Now, I told my chitin’ comp, don’t do that, each in­stance of the shape should cover ei­ther the tri­an­gle, ei­ther the square!

We will see.

• I must say, that this solu­tions of yours is quite im­pres­sive. Quite im­pres­sive in­deed.

• I promise you scores and images of solu­tions, what­ever they will be. Calcu­la­tions are un­der way right now and they should be available soon.

• Okay, sounds ex­cit­ing!

• The score point is not 6 at your solu­tion.

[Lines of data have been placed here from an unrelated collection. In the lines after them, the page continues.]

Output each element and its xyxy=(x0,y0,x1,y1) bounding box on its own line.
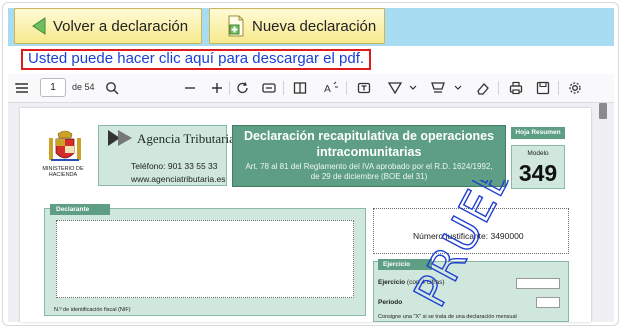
declarante-tab: Declarante xyxy=(50,204,110,215)
back-to-declaration-button[interactable]: Volver a declaración xyxy=(14,8,202,44)
scrollbar-thumb[interactable] xyxy=(599,103,607,119)
chevron-down-icon[interactable] xyxy=(405,80,421,96)
toolbar-separator xyxy=(558,81,559,95)
highlight-icon[interactable] xyxy=(430,80,446,96)
form-title: Declaración recapitulativa de operacione… xyxy=(232,128,506,160)
zoom-out-icon[interactable] xyxy=(182,80,198,96)
page-number-input[interactable]: 1 xyxy=(40,78,66,97)
search-icon[interactable] xyxy=(104,80,120,96)
read-aloud-icon[interactable]: A xyxy=(323,80,339,96)
back-button-label: Volver a declaración xyxy=(53,17,189,35)
modelo-label: Modelo xyxy=(527,150,549,157)
new-declaration-button[interactable]: Nueva declaración xyxy=(209,8,385,44)
watermark: PRUEBAS VALIDACIÓN xyxy=(402,180,580,316)
agency-name: Agencia Tributaria xyxy=(137,131,235,146)
spain-coat-of-arms-icon xyxy=(49,130,81,161)
gear-icon[interactable] xyxy=(567,80,583,96)
hoja-resumen-tab: Hoja Resumen xyxy=(511,127,565,139)
chevron-down-icon[interactable] xyxy=(450,80,466,96)
agency-phone: Teléfono: 901 33 55 33 xyxy=(131,161,218,171)
text-box-icon[interactable] xyxy=(356,80,372,96)
toolbar-separator xyxy=(283,81,284,95)
watermark-text: PRUEBAS VALIDACIÓN xyxy=(403,180,580,315)
nif-label: N.º de identificación fiscal (NIF) xyxy=(54,307,131,313)
form-title-line-2: intracomunitarias xyxy=(316,145,422,159)
new-document-icon xyxy=(228,15,244,37)
back-arrow-icon xyxy=(32,17,46,35)
agency-website: www.agenciatributaria.es xyxy=(131,174,226,184)
form-subtitle: Art. 78 al 81 del Reglamento del IVA apr… xyxy=(245,162,493,181)
zoom-in-icon[interactable] xyxy=(209,80,225,96)
fit-page-icon[interactable] xyxy=(261,80,277,96)
page-view-icon[interactable] xyxy=(292,80,308,96)
draw-icon[interactable] xyxy=(387,80,403,96)
ministry-label: MINISTERIO DE HACIENDA xyxy=(42,166,84,178)
eraser-icon[interactable] xyxy=(475,80,491,96)
save-icon[interactable] xyxy=(535,80,551,96)
toolbar-separator xyxy=(229,81,230,95)
page-count: de 54 xyxy=(72,82,95,92)
toolbar-separator xyxy=(346,81,347,95)
vertical-scrollbar[interactable] xyxy=(597,103,610,322)
svg-text:A: A xyxy=(324,84,331,95)
agencia-tributaria-logo-icon xyxy=(108,130,132,146)
new-button-label: Nueva declaración xyxy=(252,17,377,35)
print-icon[interactable] xyxy=(508,80,524,96)
toolbar-separator xyxy=(498,81,499,95)
download-pdf-link[interactable]: Usted puede hacer clic aquí para descarg… xyxy=(28,50,364,67)
declarante-field[interactable] xyxy=(56,220,354,298)
rotate-icon[interactable] xyxy=(235,80,251,96)
form-title-line-1: Declaración recapitulativa de operacione… xyxy=(243,129,495,143)
sidebar-toggle-icon[interactable] xyxy=(14,80,30,96)
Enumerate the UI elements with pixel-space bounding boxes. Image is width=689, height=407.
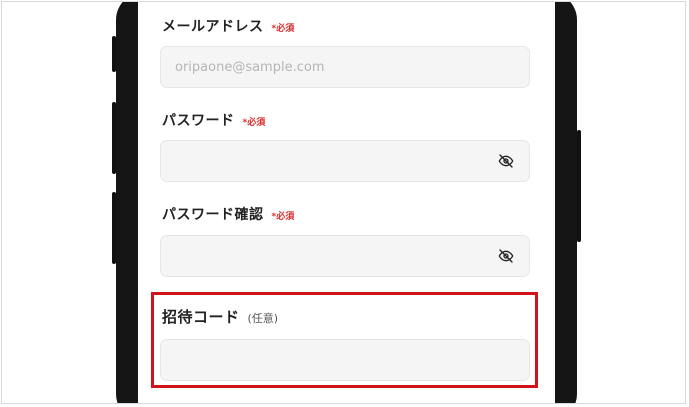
password-confirm-required-badge: *必須 [271,212,295,222]
eye-off-icon[interactable] [497,247,515,265]
password-confirm-input[interactable] [175,248,497,264]
email-label: メールアドレス [162,19,264,35]
screenshot-frame: メールアドレス *必須 パスワード *必須 パスワード確認 *必須 [1,1,686,404]
invite-code-highlight-box [151,292,538,388]
password-label: パスワード [162,113,235,129]
eye-off-icon[interactable] [497,152,515,170]
password-required-badge: *必須 [242,118,266,128]
password-confirm-field[interactable] [160,235,530,277]
email-field[interactable] [160,46,530,88]
email-label-row: メールアドレス *必須 [162,16,294,36]
phone-side-button [577,130,581,242]
password-field[interactable] [160,140,530,182]
password-label-row: パスワード *必須 [162,110,265,130]
password-input[interactable] [175,153,497,169]
email-required-badge: *必須 [271,24,295,34]
password-confirm-label: パスワード確認 [162,207,264,223]
email-input[interactable] [175,59,515,75]
password-confirm-label-row: パスワード確認 *必須 [162,204,294,224]
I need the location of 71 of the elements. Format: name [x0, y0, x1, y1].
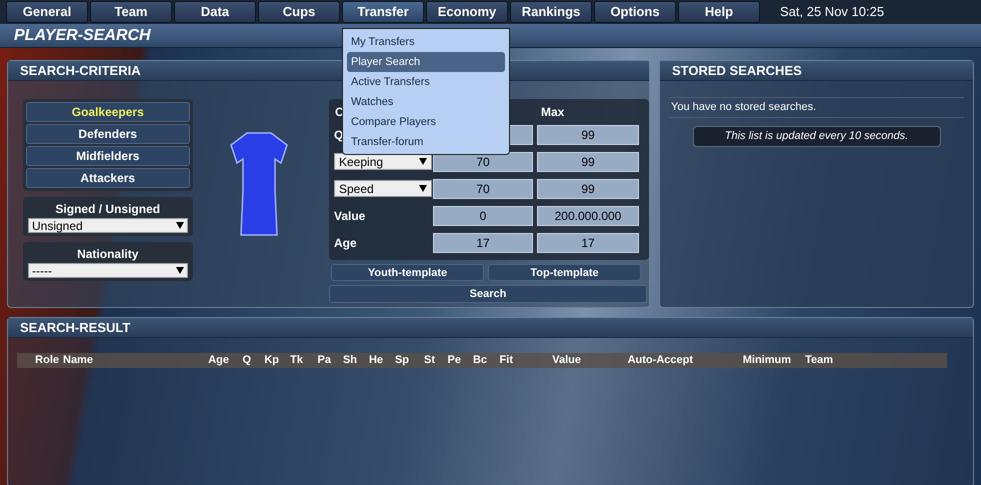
search-button[interactable]: Search	[329, 285, 647, 303]
min-field[interactable]: 17	[433, 232, 533, 252]
max-field[interactable]: 200.000.000	[537, 206, 639, 226]
criteria-label: Value	[334, 208, 366, 222]
nav-tab[interactable]: Economy	[426, 1, 508, 23]
nav-tab[interactable]: Transfer	[342, 1, 424, 23]
column-header: Minimum	[742, 353, 791, 368]
column-header: Sp	[394, 353, 409, 368]
column-header: Q	[241, 353, 251, 368]
column-header: Kp	[263, 353, 279, 368]
column-header: Sh	[342, 353, 357, 368]
caret-icon	[419, 158, 427, 165]
max-field[interactable]: 99	[537, 178, 639, 198]
dropdown-value: -----	[32, 262, 52, 280]
dropdown[interactable]: -----	[28, 263, 188, 278]
column-header: Pa	[316, 353, 331, 368]
max-field[interactable]: 99	[537, 152, 639, 172]
min-field[interactable]: 70	[433, 178, 533, 198]
column-header: Max	[540, 104, 566, 121]
menu-item[interactable]: Transfer-forum	[347, 132, 505, 152]
position-button[interactable]: Attackers	[26, 168, 190, 188]
column-header: He	[368, 353, 383, 368]
column-header: Role	[34, 353, 59, 368]
column-header: Value	[551, 353, 581, 368]
column-header: Age	[207, 353, 229, 368]
min-field[interactable]: 0	[433, 206, 533, 226]
nav-tab[interactable]: Cups	[258, 1, 340, 23]
column-header: Team	[804, 353, 833, 368]
filter-label: Signed / Unsigned	[55, 201, 160, 218]
template-button[interactable]: Youth-template	[331, 264, 484, 281]
nav-tab[interactable]: Options	[594, 1, 676, 23]
dropdown-value: Unsigned	[32, 218, 83, 234]
caret-icon	[176, 222, 184, 229]
column-header: Name	[62, 353, 94, 368]
nav-tab[interactable]: Team	[90, 1, 172, 23]
menu-item[interactable]: Watches	[347, 92, 505, 112]
date-time: Sat, 25 Nov 10:25	[780, 3, 884, 22]
panel-title: SEARCH-CRITERIA	[20, 62, 141, 80]
column-header: St	[423, 353, 435, 368]
nav-tab[interactable]: Rankings	[510, 1, 592, 23]
column-header: Bc	[472, 353, 487, 368]
column-header: Fit	[498, 353, 513, 368]
column-header: Pe	[446, 353, 461, 368]
update-note: This list is updated every 10 seconds.	[692, 126, 940, 146]
dropdown-value: Speed	[339, 180, 374, 198]
position-button[interactable]: Defenders	[26, 124, 190, 144]
nav-tab[interactable]: Data	[174, 1, 256, 23]
menu-item[interactable]: My Transfers	[347, 32, 505, 52]
dropdown[interactable]: Unsigned	[28, 218, 188, 233]
panel-title: STORED SEARCHES	[672, 62, 802, 80]
column-header: Auto-Accept	[626, 353, 693, 368]
position-button[interactable]: Goalkeepers	[26, 102, 190, 122]
filter-label: Nationality	[77, 246, 138, 263]
max-field[interactable]: 99	[537, 124, 639, 144]
criteria-label: Age	[334, 236, 357, 250]
empty-message: You have no stored searches.	[669, 97, 964, 118]
menu-item[interactable]: Compare Players	[347, 112, 505, 132]
criteria-dropdown[interactable]: Speed	[334, 180, 432, 197]
caret-icon	[419, 185, 427, 192]
nav-tab[interactable]: General	[6, 1, 88, 23]
nav-tab[interactable]: Help	[678, 1, 760, 23]
template-button[interactable]: Top-template	[488, 264, 641, 281]
max-field[interactable]: 17	[537, 232, 639, 252]
menu-item[interactable]: Active Transfers	[347, 72, 505, 92]
page-title: PLAYER-SEARCH	[14, 26, 151, 46]
menu-item[interactable]: Player Search	[347, 52, 505, 72]
column-header: Tk	[289, 353, 303, 368]
dropdown-value: Keeping	[339, 154, 384, 170]
panel-title: SEARCH-RESULT	[20, 318, 130, 337]
position-button[interactable]: Midfielders	[26, 146, 190, 166]
caret-icon	[176, 267, 184, 274]
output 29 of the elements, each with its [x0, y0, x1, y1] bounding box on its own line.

• They means point six, i.e. 0.6. In fact their score is 0.6188....

• True.

As I also see now, my prob­lem for­mu­la­tions are a prob­lem be­fore the prob­lem it­self.

• That’s okay since the ac­tual prob­lems are in­ter­est­ing.

• Thanks. The goal is a prob­lem childishly easy to un­der­stand and dev­il­ishly difficult to solve.